Under the Federal Fair Housing Act (FFHA) and the Americans with Disabilities Act (ADA), landlords must make an exception to any "no pets" rule in the case of medically prescribed emotional support animals. This is great news for anyone in a rental situation that was afraid to bring an emotional support dog home.
However, since ESDs are not classed as service dogs, they won’t necessarily be allowed in the same places where service dogs are permitted. As such, you may not be able to take your ESD to a restaurant or other public venue. Always be sure to check in advance whether you can take your ESD with you on any planned visits.
Emotional support dogs previously fell under the same rules as service dogs, meaning they could conveniently fly with their pet parents throughout the U.S. But in 2020, the U.S. Department of Transportation announced new rules stating that airlines were no longer obliged to allow emotional support animals to travel with their owners.

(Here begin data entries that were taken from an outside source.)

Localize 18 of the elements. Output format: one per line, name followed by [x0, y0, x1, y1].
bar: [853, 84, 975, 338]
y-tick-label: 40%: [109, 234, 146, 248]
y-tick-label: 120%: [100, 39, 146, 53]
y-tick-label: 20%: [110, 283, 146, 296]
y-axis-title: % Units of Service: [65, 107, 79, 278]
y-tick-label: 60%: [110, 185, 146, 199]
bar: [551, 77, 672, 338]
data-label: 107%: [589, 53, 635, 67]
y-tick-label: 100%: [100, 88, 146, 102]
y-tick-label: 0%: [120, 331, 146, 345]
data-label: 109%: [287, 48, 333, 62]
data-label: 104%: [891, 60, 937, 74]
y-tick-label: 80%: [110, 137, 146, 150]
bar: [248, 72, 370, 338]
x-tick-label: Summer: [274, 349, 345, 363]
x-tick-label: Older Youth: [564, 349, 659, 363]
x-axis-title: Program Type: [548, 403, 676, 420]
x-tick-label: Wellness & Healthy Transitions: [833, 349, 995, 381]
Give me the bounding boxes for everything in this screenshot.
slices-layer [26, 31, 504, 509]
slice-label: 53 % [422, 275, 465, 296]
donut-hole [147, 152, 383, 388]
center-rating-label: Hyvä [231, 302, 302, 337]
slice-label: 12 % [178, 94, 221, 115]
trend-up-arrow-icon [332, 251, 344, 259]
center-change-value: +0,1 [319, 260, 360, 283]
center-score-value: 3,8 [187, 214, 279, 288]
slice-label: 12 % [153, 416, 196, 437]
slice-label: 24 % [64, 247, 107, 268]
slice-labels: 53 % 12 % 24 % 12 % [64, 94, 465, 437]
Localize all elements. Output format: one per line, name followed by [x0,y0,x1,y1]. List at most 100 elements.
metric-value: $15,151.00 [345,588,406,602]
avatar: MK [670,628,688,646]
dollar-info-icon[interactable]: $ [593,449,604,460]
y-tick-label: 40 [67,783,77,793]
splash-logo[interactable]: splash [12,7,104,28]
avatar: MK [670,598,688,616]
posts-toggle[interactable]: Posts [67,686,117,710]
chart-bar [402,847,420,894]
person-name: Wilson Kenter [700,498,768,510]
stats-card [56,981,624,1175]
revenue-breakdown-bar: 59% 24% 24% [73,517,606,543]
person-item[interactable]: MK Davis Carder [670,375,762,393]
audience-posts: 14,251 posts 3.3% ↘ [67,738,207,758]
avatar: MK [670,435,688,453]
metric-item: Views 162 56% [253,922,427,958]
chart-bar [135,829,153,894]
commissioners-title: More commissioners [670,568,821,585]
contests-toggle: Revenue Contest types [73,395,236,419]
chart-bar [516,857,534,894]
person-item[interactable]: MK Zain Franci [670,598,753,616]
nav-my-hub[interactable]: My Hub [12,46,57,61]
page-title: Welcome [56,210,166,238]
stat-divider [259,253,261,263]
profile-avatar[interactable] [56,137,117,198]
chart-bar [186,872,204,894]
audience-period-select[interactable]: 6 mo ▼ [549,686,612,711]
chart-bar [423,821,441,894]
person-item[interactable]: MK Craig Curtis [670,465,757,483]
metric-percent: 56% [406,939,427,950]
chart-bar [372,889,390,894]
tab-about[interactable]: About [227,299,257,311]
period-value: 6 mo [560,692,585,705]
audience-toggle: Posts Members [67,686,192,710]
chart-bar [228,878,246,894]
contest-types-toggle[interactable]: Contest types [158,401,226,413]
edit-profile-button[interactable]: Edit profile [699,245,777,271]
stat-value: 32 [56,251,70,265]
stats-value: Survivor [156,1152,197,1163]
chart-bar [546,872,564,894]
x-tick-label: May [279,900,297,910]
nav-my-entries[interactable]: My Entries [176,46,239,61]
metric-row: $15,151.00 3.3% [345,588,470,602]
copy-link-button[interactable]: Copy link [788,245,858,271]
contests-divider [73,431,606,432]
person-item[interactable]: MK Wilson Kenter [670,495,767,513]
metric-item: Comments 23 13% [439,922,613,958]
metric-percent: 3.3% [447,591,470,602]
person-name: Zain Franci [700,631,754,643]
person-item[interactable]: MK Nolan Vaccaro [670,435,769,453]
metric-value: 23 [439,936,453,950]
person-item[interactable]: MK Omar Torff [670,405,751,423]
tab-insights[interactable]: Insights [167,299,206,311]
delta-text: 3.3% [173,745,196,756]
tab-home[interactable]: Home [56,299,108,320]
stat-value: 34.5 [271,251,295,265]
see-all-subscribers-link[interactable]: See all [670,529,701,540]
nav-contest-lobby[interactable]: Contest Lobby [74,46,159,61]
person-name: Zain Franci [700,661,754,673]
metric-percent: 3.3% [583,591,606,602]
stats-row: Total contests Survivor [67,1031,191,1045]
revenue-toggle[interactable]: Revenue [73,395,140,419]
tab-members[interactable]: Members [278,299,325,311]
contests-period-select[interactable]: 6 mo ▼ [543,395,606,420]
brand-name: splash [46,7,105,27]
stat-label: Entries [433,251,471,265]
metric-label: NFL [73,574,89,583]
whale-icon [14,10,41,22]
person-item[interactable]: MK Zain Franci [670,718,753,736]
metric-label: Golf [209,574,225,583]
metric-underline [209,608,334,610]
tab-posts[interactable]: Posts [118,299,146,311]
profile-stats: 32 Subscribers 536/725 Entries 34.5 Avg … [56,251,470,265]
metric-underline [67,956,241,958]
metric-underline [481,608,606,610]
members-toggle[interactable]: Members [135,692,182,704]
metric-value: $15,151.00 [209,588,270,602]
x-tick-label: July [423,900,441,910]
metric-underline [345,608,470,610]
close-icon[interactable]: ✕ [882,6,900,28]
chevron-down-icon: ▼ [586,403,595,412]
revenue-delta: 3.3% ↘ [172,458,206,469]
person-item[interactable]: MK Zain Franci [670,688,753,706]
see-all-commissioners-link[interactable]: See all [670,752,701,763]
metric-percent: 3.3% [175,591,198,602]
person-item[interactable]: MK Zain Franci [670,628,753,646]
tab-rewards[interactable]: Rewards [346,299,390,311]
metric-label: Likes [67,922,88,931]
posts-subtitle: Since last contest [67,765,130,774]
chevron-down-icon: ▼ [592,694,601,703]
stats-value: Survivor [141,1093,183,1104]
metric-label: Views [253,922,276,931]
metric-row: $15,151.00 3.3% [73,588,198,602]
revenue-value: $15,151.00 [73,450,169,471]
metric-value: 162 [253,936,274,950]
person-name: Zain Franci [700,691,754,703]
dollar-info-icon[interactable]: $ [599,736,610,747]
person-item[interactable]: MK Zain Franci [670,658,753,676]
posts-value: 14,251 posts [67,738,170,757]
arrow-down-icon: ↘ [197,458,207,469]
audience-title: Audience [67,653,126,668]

If you have a small dog — classified as under 20 pounds — that can fit inside a carrier, most airlines will still allow you to travel for a fee, if the dog remains inside the carrier. A few international airlines will accept emotional support animals of all sizes, but policies can change quickly, so you’ll need to check with the individual airline before making travel arrangements.
Psychiatric Service Dogs (PSDs) on the other hand, are still permitted to travel on U.S. airlines since they are classed as service animals. If you suffer from a psychiatric disorder or learning disability and you own an ESD, you may want to consider whether your dog can be trained and classed as a psychiatric service dog. These types of dogs are trained to specifically help their human companions manage their illnesses. This could include some assistance taking medication, providing physical touch to ground them during an anxiety attack, or interrupting an undesirable behavior state.
While dogs are often the most popular emotional support animals, other types of animals can qualify as well.
A study conducted by the State University of New York at Buffalo found that pet ownership, in general, had a positive effect on participants' blood pressure, heart rate, and stress levels. Cats are also popular as emotional support animals, although they are not as common as dogs.
The main criteria for an animal to be classed as an emotional support animal include the person having a close relationship with the animal and the animal providing some type of therapeutic benefit. This could be emotional support, a calming presence, or unconditional love.
If you feel like your pet provides you with some form of emotional support that helps you deal with a mental health condition, you can discuss your situation with your mental health care provider. They may be able to help you get an emotional support animal letter, which could allow you to live with your pet even if you’re renting accommodation that doesn’t allow it.